Worst: 3e DMG. Hands down. Poorly organized, dry and pretty much pointless for actually trying to learn how to DM.
 

Worst: 3e DMG. Hands down. Poorly organized, dry and pretty much pointless for actually trying to learn how to DM.

I don't know that I completely agree with you about the 3E DMG being horrible, but at least they made a lot of improvements in DMG II. The 3.5E DMG II is probably one of the better books in my collection.
 

Jhaelen

First Post
Best: Hammerfast - 4e adventure locale; a deceptively thin booklet that is full of awesome with probably hundreds of adventure hooks.
Worst: Complete Psionic - 3e supplement to the Expanded Psionics Handbook; a shoddy collection of tidbits, ranging from uninspired, over useless, to utter crap that really caused me to lose faith in Bruce R. Cordell. It even included errata to nerf perfectly reasonable powers in senseless ways. How this "thing" managed to get printed will always remain a mystery to me. It was a slap in the face for every fan of psionics in D&D.
 


Ahnehnois

First Post
I don't know. As DM Guides go, I think the 3e DMG is pretty good, albeit with a lot of wasted space and bad advice (still better than the others I've seen), but the rationale for having a separate DMG has never been clear to me. It seems like a combination of stuff that could have been in the main book (magic items, environment rules), stuff that shouldn't be anywhere (XP rules, wealth by level, example campaigns), and advice.
 

GlassEye

Adventurer
The things I consider 'best' are one that I enjoyed reading and inspired me to create campaigns and got me excited to play. In that regard the 3.5 DMG failed because I found it terribly boring to read and it didn't inspire me to do anything. I would have a hard time narrowing my best down to one product but the ones I feel are contenders for best are: Den of Thieves (2e), Elements of Magic revised (3.5e), Magical Medieval Society: Western Europe (3.5e). I also enjoyed reading the Binder section of Tome of Magic and the related 3pp Secrets of Pact Magic but I never got the opportunity to use them in play.

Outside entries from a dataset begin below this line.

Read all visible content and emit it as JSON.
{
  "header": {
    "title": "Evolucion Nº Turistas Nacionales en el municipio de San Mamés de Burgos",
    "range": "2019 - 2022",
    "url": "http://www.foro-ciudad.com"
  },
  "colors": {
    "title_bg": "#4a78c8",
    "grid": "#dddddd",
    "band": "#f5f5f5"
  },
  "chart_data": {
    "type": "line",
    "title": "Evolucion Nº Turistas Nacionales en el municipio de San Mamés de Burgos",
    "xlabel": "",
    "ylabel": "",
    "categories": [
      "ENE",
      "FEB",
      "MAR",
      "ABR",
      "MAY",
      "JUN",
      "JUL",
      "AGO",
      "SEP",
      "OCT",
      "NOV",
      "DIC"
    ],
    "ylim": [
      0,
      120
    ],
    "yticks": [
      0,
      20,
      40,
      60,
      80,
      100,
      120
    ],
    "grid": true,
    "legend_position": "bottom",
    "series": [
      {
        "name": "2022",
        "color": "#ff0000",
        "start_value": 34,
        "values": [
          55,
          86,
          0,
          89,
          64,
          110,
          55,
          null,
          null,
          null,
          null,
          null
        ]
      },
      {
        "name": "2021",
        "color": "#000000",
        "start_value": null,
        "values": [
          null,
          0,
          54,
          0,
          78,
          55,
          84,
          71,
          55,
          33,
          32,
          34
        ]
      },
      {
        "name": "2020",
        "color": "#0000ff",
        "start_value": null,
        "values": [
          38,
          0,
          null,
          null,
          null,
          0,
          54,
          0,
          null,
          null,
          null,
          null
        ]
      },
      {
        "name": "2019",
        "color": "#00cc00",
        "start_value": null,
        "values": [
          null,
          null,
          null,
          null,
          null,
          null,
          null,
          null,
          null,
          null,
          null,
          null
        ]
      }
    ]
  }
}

For 'worst': I second the horrible Castle Greyhawk adventure. It marketed itself as one thing and turned out to be something totally different and it failed at what it was trying to be as well. There are a number of totally uninspired and dull books that could also go on this list but I don't think any of them reach the badness of that adventure.
 

Halivar

First Post
Best: Definitely Unearthed Arcana. 3rd Edition had been getting pretty stale, and we'd started playing other systems. UA brought us back into the D&D fold. Gestalt, in particular, became default D&D for us.

Honorable Mentions: Manual of the Planes was imaginative, and I loved some of the PrC's. Book of Exalted Deeds gets a bad rap, but I liked the focus on really, really good characters after what I thought were a spate of books intended for evil or unheroic campaigns (anathema in our group).

Worst: Arms and Equipment Guide. Utterly useless. Never used. 'Nuff said.

Dishonorable Mention: When one of my group's resident power gamers got his hands on a copy of Tome of Magic and cleared it with the DM, the game just went straight to hell. This book is emblematic of the power creep that cemented, IMHO, the necessity to kill 3.5 and take its stuff.
 

Scorpio616

First Post
Best: 1E DMG

Worst? That's hard since I sold off a few stinkers. Book of Exalted Furverts was sold off within a week of arrival.

For sheer incompatibility with the base game, 3.5 Magic Item Compendium is a real stinker. But so much of the Wotc Supplements had the same issue.

I can't say Hero Builder's Guidebook since that was the only time WotC actually did some codifying for their alignment system. That counts for a tiny bit IMHO.

Worst: Freedom from 2E Darksun. Not only did Troy Denning's novels ruin the setting, the PCs in this adventure get to watch it get done by high level NPCs while they sit on the sidelines.
 

Why do you say the MIC wasn't compatible with the base game? Because many of the items seem better than the DMG magic items?

Personally the MIC is one of my best books.